Report Analyzes Role of Insurance Sector in Financial Crisis

NAMIC at its 114th Annual Convention released a major public policy paper titled "The Financial Crisis, Systemic Risk, and the Future of Insurance Regulation", written by Scott E. Harrington, Alan B. Miller Professor at the Wharton School of the University of Pennsylvania. According to the report, which analyzes the role of AIG and the insurance sector in the 2008-2009 financial crisis, responsibility for the crisis and the near collapse of insurer AIG should reflect "the substantial evidence of fundamental failures in U.S. and foreign regulation of commercial banking, thrift lending, and investment banking."

Source: Source: NAMIC | Published on September 22, 2009

The report indicates that AIG's problems were heavily influenced by its credit default swap portfolio, which was assembled by a non-insurance AIG subsidiary that was not subject to insurance regulation.

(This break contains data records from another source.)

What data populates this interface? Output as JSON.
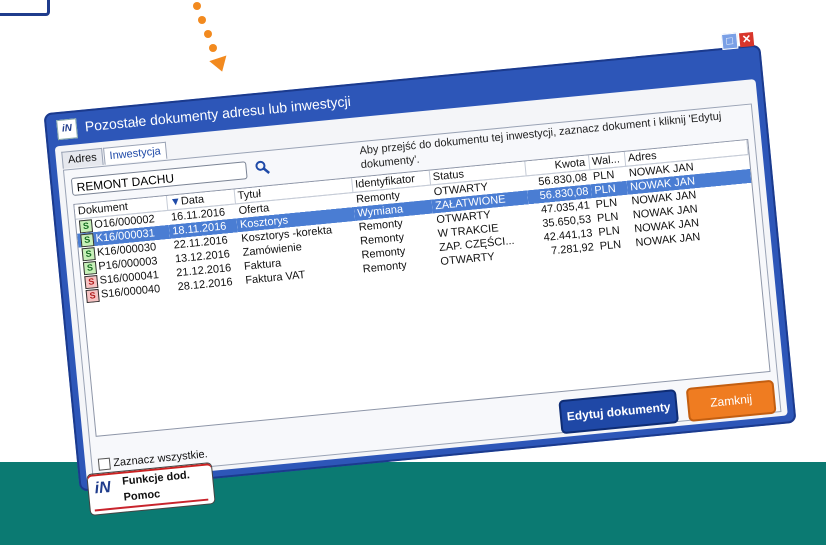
{
  "dialog": {
    "title": "Pozostałe dokumenty adresu lub inwestycji",
    "app_icon": "iN"
  },
  "tabs": [
    {
      "label": "Adres",
      "active": false
    },
    {
      "label": "Inwestycja",
      "active": true
    }
  ],
  "search": {
    "value": "REMONT DACHU",
    "icon": "search-icon"
  },
  "hint": "Aby przejść do dokumentu tej inwestycji, zaznacz dokument i kliknij 'Edytuj dokumenty'.",
  "grid": {
    "columns": [
      "Dokument",
      "Data",
      "Tytuł",
      "Identyfikator",
      "Status",
      "Kwota",
      "Wal...",
      "Adres"
    ],
    "sorted_column": "Data",
    "rows": [
      {
        "type": "S",
        "color": "green",
        "doc": "O16/000002",
        "date": "16.11.2016",
        "title": "Oferta",
        "id": "Remonty",
        "status": "OTWARTY",
        "amount": "56.830,08",
        "cur": "PLN",
        "addr": "NOWAK JAN",
        "selected": false
      },
      {
        "type": "S",
        "color": "green",
        "doc": "K16/000031",
        "date": "18.11.2016",
        "title": "Kosztorys",
        "id": "Wymiana",
        "status": "ZAŁATWIONE",
        "amount": "56.830,08",
        "cur": "PLN",
        "addr": "NOWAK JAN",
        "selected": true
      },
      {
        "type": "S",
        "color": "green",
        "doc": "K16/000030",
        "date": "22.11.2016",
        "title": "Kosztorys -korekta",
        "id": "Remonty",
        "status": "OTWARTY",
        "amount": "47.035,41",
        "cur": "PLN",
        "addr": "NOWAK JAN",
        "selected": false
      },
      {
        "type": "S",
        "color": "green",
        "doc": "P16/000003",
        "date": "13.12.2016",
        "title": "Zamówienie",
        "id": "Remonty",
        "status": "W TRAKCIE",
        "amount": "35.650,53",
        "cur": "PLN",
        "addr": "NOWAK JAN",
        "selected": false
      },
      {
        "type": "S",
        "color": "red",
        "doc": "S16/000041",
        "date": "21.12.2016",
        "title": "Faktura",
        "id": "Remonty",
        "status": "ZAP. CZĘŚCI...",
        "amount": "42.441,13",
        "cur": "PLN",
        "addr": "NOWAK JAN",
        "selected": false
      },
      {
        "type": "S",
        "color": "red",
        "doc": "S16/000040",
        "date": "28.12.2016",
        "title": "Faktura VAT",
        "id": "Remonty",
        "status": "OTWARTY",
        "amount": "7.281,92",
        "cur": "PLN",
        "addr": "NOWAK JAN",
        "selected": false
      }
    ]
  },
  "select_all_label": "Zaznacz wszystkie.",
  "buttons": {
    "edit": "Edytuj dokumenty",
    "close": "Zamknij"
  },
  "function_button": {
    "line1": "Funkcje dod.",
    "line2": "Pomoc",
    "logo": "iN"
  },
  "colors": {
    "dialog_frame": "#2d56b8",
    "selection": "#4a7dd3",
    "close_button": "#ef7c21",
    "edit_button": "#1f48a6",
    "teal_band": "#0b7a72",
    "arrow": "#f28a1f"
  }
}
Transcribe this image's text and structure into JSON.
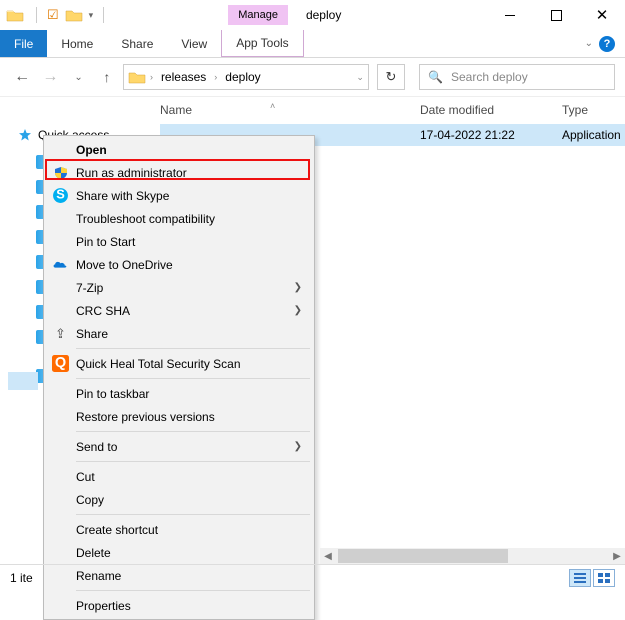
{
  "window": {
    "context_tab": "Manage",
    "title": "deploy",
    "controls": {
      "close": "✕"
    }
  },
  "tabs": {
    "file": "File",
    "home": "Home",
    "share": "Share",
    "view": "View",
    "apptools": "App Tools"
  },
  "help": {
    "caret": "⌄",
    "q": "?"
  },
  "nav": {
    "back": "←",
    "forward": "→",
    "up": "↑",
    "recent_caret": "⌄",
    "refresh": "↻"
  },
  "breadcrumb": {
    "seg1": "releases",
    "seg2": "deploy",
    "sep": "›"
  },
  "search": {
    "placeholder": "Search deploy",
    "icon": "🔍"
  },
  "columns": {
    "name": "Name",
    "date": "Date modified",
    "type": "Type",
    "sort_caret": "˄"
  },
  "navtree": {
    "quick_access": "Quick access"
  },
  "filelist": {
    "rows": [
      {
        "name": "",
        "date": "17-04-2022 21:22",
        "type": "Application"
      }
    ]
  },
  "context_menu": {
    "open": "Open",
    "run_admin": "Run as administrator",
    "skype": "Share with Skype",
    "troubleshoot": "Troubleshoot compatibility",
    "pin_start": "Pin to Start",
    "onedrive": "Move to OneDrive",
    "sevenzip": "7-Zip",
    "crc": "CRC SHA",
    "share": "Share",
    "quickheal": "Quick Heal Total Security Scan",
    "pin_taskbar": "Pin to taskbar",
    "restore_prev": "Restore previous versions",
    "send_to": "Send to",
    "cut": "Cut",
    "copy": "Copy",
    "shortcut": "Create shortcut",
    "delete": "Delete",
    "rename": "Rename",
    "properties": "Properties",
    "arrow": "❯"
  },
  "statusbar": {
    "items": "1 ite"
  }
}
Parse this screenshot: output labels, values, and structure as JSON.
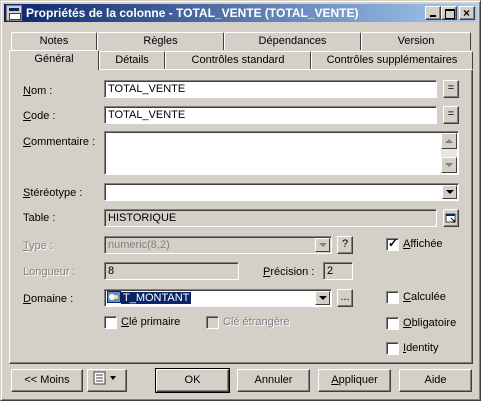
{
  "window": {
    "title": "Propriétés de la colonne - TOTAL_VENTE (TOTAL_VENTE)",
    "close_glyph": "×"
  },
  "tabs": {
    "row_back": [
      "Notes",
      "Règles",
      "Dépendances",
      "Version"
    ],
    "row_front": [
      "Général",
      "Détails",
      "Contrôles standard",
      "Contrôles supplémentaires"
    ],
    "active": "Général"
  },
  "form": {
    "nom": {
      "label_prefix": "N",
      "label_rest": "om :",
      "value": "TOTAL_VENTE",
      "btn": "="
    },
    "code": {
      "label_prefix": "C",
      "label_rest": "ode :",
      "value": "TOTAL_VENTE",
      "btn": "="
    },
    "commentaire": {
      "label_prefix": "C",
      "label_rest": "ommentaire :",
      "value": ""
    },
    "stereotype": {
      "label_prefix": "S",
      "label_rest": "téréotype :",
      "value": ""
    },
    "table": {
      "label": "Table :",
      "value": "HISTORIQUE"
    },
    "type": {
      "label_prefix": "T",
      "label_rest": "ype :",
      "value": "numeric(8,2)",
      "help_btn": "?"
    },
    "affichee": {
      "label_prefix": "A",
      "label_rest": "ffichée",
      "checked": true
    },
    "longueur": {
      "label": "Longueur :",
      "value": "8"
    },
    "precision": {
      "label_prefix": "P",
      "label_rest": "récision :",
      "value": "2"
    },
    "domaine": {
      "label_prefix": "D",
      "label_rest": "omaine :",
      "value": "T_MONTANT",
      "ellipsis_btn": "..."
    },
    "calculee": {
      "label_prefix": "C",
      "label_rest": "alculée",
      "checked": false
    },
    "cle_primaire": {
      "label_prefix": "C",
      "label_rest": "lé primaire",
      "checked": false
    },
    "cle_etrangere": {
      "label": "Clé étrangère",
      "checked": false
    },
    "obligatoire": {
      "label_prefix": "O",
      "label_rest": "bligatoire",
      "checked": false
    },
    "identity": {
      "label_prefix": "I",
      "label_rest": "dentity",
      "checked": false
    }
  },
  "buttons": {
    "moins": "<< Moins",
    "ok": "OK",
    "annuler": "Annuler",
    "appliquer_prefix": "A",
    "appliquer_rest": "ppliquer",
    "aide": "Aide"
  },
  "colors": {
    "title_gradient_start": "#0a246a",
    "title_gradient_end": "#a6caf0",
    "face": "#d4d0c8",
    "selection": "#0a246a"
  }
}
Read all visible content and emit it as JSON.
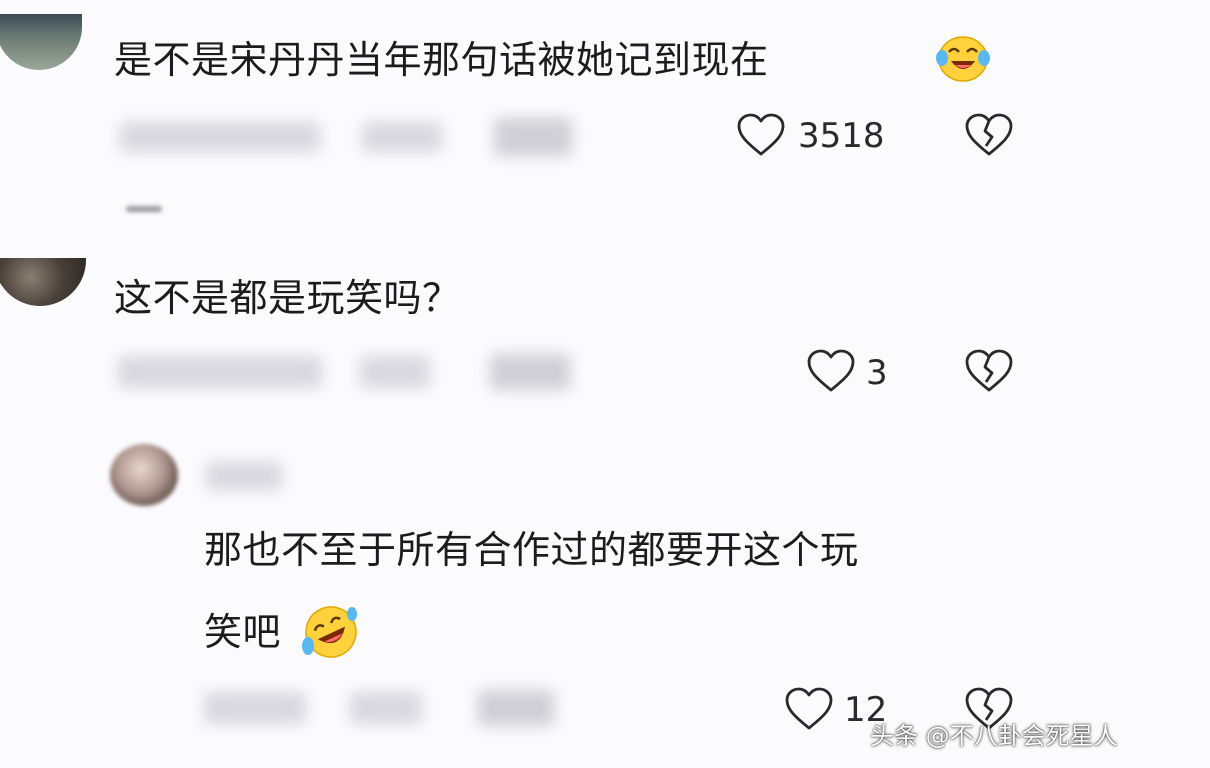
{
  "comments": [
    {
      "text": "是不是宋丹丹当年那句话被她记到现在",
      "emoji": "crying-laughing-emoji",
      "likes": "3518"
    },
    {
      "text": "这不是都是玩笑吗？",
      "likes": "3"
    }
  ],
  "reply": {
    "text_line1": "那也不至于所有合作过的都要开这个玩",
    "text_line2": "笑吧",
    "emoji": "rolling-on-floor-laughing-emoji",
    "likes": "12"
  },
  "watermark": "头条 @不八卦会死星人",
  "icons": {
    "like": "heart-outline-icon",
    "dislike": "broken-heart-icon"
  }
}
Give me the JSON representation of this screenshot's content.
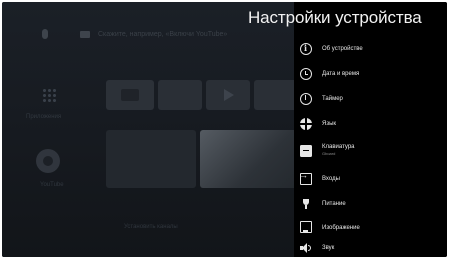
{
  "background": {
    "search_hint": "Скажите, например, «Включи YouTube»",
    "apps_label": "Приложения",
    "youtube_label": "YouTube",
    "install_label": "Установить каналы"
  },
  "panel": {
    "title": "Настройки устройства",
    "items": [
      {
        "label": "Об устройстве",
        "icon": "info-icon"
      },
      {
        "label": "Дата и время",
        "icon": "clock-icon"
      },
      {
        "label": "Таймер",
        "icon": "timer-icon"
      },
      {
        "label": "Язык",
        "icon": "globe-icon"
      },
      {
        "label": "Клавиатура",
        "sublabel": "Gboard",
        "icon": "keyboard-icon"
      },
      {
        "label": "Входы",
        "icon": "input-icon"
      },
      {
        "label": "Питание",
        "icon": "power-icon"
      },
      {
        "label": "Изображение",
        "icon": "display-icon"
      },
      {
        "label": "Звук",
        "icon": "sound-icon"
      }
    ]
  },
  "colors": {
    "panel_background": "#000000",
    "text": "#e8e8e8",
    "home_background": "#1b2027"
  }
}
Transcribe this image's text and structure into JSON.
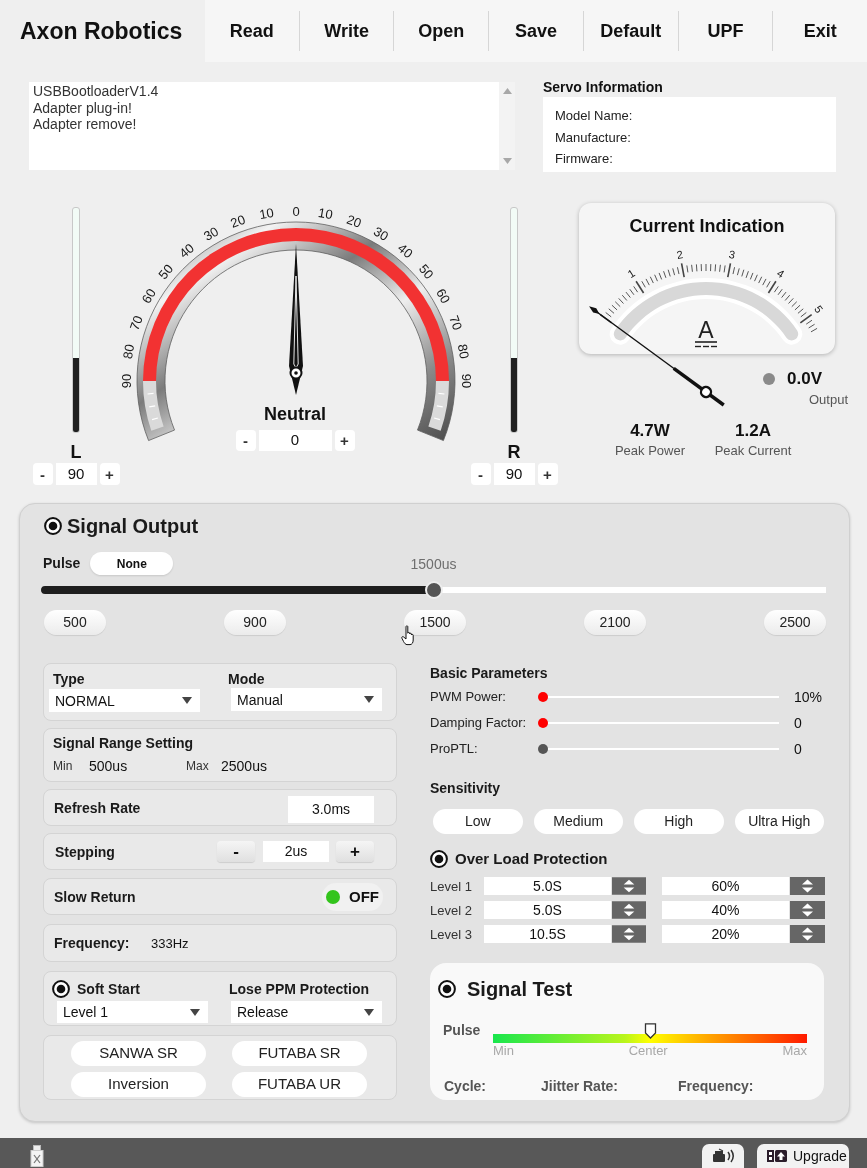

Harrington calls AIG an "anomaly" in an insurance sector that "was largely on the periphery of the financial crisis." The financial crisis and the government's rescue of AIG "do not strengthen arguments for either optional or mandatory federal regulation of insurance," Harrington writes. He also says these events do not justify creation of a systemic risk regulator with authority over insurers and non-bank institutions that are designated as "systemically significant."